5. Interested in Management from the Start
It is clear that Linebarger has been interested in management for a long time. After all, when he was getting his bachelor's degree, he didn't just study mechanical engineering but also management engineering, which can be summed up as the application of management in the context of engineering. Besides this, Linebarger has a pair of master's degrees, one of which is for Manufacturing Systems while the other is for Business Administration.
6. Spent Most of His Career at Cummins
Linebarger has had other roles at other companies. However, he has spent the bulk of his career at the corporation, which has seen him rise up through the ranks. For example, it is amusing to note that there was a time when he was an intern at Cummins.
7. Sees Trade Tariffs As a Mistake
Unsurprisingly, President Donald Trump's trade tariffs have not been met with a great deal of enthusiasm from significant swathes of the business world. After all, a lot of modern businesses are founded on free trade, meaning that such a huge change would be expensive to adjust to even if they stood to benefit from the change. Many leading businesspeople have spoken out against, with Linebarger being one of them.
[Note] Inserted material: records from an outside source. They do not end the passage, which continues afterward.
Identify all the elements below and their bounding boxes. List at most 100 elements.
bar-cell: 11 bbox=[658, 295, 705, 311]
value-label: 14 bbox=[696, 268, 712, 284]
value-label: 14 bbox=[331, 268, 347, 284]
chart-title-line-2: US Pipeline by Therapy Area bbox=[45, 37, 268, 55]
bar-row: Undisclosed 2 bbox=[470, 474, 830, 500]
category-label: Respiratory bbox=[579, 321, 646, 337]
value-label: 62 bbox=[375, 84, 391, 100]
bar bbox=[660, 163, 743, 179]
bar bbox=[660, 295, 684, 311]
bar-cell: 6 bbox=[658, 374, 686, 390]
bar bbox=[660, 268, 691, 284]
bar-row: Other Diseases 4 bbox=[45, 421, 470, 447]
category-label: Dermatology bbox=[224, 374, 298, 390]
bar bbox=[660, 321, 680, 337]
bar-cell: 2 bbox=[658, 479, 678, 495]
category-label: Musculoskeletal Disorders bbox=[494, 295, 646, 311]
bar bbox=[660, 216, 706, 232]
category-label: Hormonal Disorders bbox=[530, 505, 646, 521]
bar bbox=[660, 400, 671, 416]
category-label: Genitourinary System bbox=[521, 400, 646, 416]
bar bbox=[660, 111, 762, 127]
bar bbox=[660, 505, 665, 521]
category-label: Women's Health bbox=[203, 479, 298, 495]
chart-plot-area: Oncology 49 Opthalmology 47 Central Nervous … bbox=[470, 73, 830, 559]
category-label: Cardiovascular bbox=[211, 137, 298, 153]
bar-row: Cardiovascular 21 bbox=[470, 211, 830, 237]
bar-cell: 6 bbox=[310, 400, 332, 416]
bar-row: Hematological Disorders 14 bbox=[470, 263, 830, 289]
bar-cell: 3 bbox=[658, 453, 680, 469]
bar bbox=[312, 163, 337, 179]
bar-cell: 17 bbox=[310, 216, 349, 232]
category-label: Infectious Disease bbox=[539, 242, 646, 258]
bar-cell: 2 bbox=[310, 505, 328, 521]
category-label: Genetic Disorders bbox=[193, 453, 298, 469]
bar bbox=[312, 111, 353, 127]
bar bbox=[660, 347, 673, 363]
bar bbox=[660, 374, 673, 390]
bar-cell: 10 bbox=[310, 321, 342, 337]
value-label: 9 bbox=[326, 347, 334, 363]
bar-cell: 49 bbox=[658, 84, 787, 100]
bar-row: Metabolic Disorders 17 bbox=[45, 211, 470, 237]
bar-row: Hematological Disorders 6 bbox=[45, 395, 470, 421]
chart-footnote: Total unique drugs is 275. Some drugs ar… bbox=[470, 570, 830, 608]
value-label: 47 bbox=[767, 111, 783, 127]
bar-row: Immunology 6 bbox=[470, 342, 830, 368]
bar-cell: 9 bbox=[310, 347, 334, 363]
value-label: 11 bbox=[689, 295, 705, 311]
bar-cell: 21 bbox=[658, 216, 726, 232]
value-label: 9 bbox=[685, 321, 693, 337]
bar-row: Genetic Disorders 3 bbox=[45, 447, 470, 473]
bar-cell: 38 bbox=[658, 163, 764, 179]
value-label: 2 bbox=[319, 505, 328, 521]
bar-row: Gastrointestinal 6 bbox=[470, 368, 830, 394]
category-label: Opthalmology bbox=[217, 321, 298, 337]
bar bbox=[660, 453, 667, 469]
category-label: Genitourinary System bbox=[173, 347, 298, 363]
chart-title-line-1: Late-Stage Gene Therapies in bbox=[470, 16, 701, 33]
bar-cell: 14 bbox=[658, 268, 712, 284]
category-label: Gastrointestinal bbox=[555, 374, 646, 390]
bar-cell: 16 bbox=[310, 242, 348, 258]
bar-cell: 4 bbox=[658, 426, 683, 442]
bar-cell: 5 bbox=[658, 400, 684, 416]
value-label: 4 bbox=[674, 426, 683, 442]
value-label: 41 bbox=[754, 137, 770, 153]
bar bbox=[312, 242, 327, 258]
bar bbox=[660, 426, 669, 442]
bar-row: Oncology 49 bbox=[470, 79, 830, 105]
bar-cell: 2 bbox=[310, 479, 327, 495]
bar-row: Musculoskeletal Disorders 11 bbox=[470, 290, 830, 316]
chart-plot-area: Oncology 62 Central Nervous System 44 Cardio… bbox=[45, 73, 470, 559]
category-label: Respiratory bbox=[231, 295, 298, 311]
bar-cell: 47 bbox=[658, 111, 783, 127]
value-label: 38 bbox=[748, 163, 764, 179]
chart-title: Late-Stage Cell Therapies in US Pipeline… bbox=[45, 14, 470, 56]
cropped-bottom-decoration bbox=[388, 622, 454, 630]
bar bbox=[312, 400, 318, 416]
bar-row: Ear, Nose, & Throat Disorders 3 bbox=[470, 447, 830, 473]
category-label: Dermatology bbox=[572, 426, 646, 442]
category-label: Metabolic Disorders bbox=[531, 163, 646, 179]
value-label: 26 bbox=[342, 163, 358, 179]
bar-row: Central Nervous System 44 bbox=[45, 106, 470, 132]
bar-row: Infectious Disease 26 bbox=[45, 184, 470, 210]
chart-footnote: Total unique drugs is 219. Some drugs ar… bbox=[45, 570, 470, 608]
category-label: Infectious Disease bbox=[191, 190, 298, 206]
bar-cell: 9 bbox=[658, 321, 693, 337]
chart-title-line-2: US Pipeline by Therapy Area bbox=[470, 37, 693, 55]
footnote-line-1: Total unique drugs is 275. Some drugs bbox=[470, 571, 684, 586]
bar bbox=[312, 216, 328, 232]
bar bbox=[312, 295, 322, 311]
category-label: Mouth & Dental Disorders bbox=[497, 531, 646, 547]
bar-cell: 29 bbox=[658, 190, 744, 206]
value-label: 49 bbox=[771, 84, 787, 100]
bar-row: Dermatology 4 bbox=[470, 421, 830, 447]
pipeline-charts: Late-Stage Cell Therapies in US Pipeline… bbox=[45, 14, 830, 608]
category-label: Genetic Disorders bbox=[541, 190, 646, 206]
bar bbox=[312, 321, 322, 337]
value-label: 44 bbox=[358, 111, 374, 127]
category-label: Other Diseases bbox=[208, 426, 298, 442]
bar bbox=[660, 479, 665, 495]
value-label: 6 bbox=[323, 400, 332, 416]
8. Believes that Cummins Can Compete On Even Grounds
Part of Linebarger's opposition to the trade tariffs is based on his belief that Cummins can compete with any of its competitors so long as the business environment is fair for it. As far as he is concerned, Cummins's expertise, experience, and equipment enable it to make outstanding products that can sell well to foreign buyers, meaning that trade tariffs are hindering rather than helping them. This is particularly true because the United States's use of trade tariffs has not been particularly predictable, thus making it that much more difficult for companies to plan around them.
9. Wants Tough Regulations for His Industry
Linebarger has stated that he wants tougher environmental regulations for his industry. This is because he is a proponent of corporate sustainability, which is a trend that has been becoming more and more popular for both ethical and practical reasons.
10. Wants Regulations to Be Clear and Science-Based
With that said, Linebarger does have standards for what he wants when it comes to new regulations for his industry. In short, they have to be clear, enforceable, and science-based. This makes sense because clarity makes for a less problematic business environment, while enforceable is necessary because unenforceable regulations have no real teeth. As for science-based, well, suffice to say that if the regulations aren't working as desired, then they are failing to produce the desired results.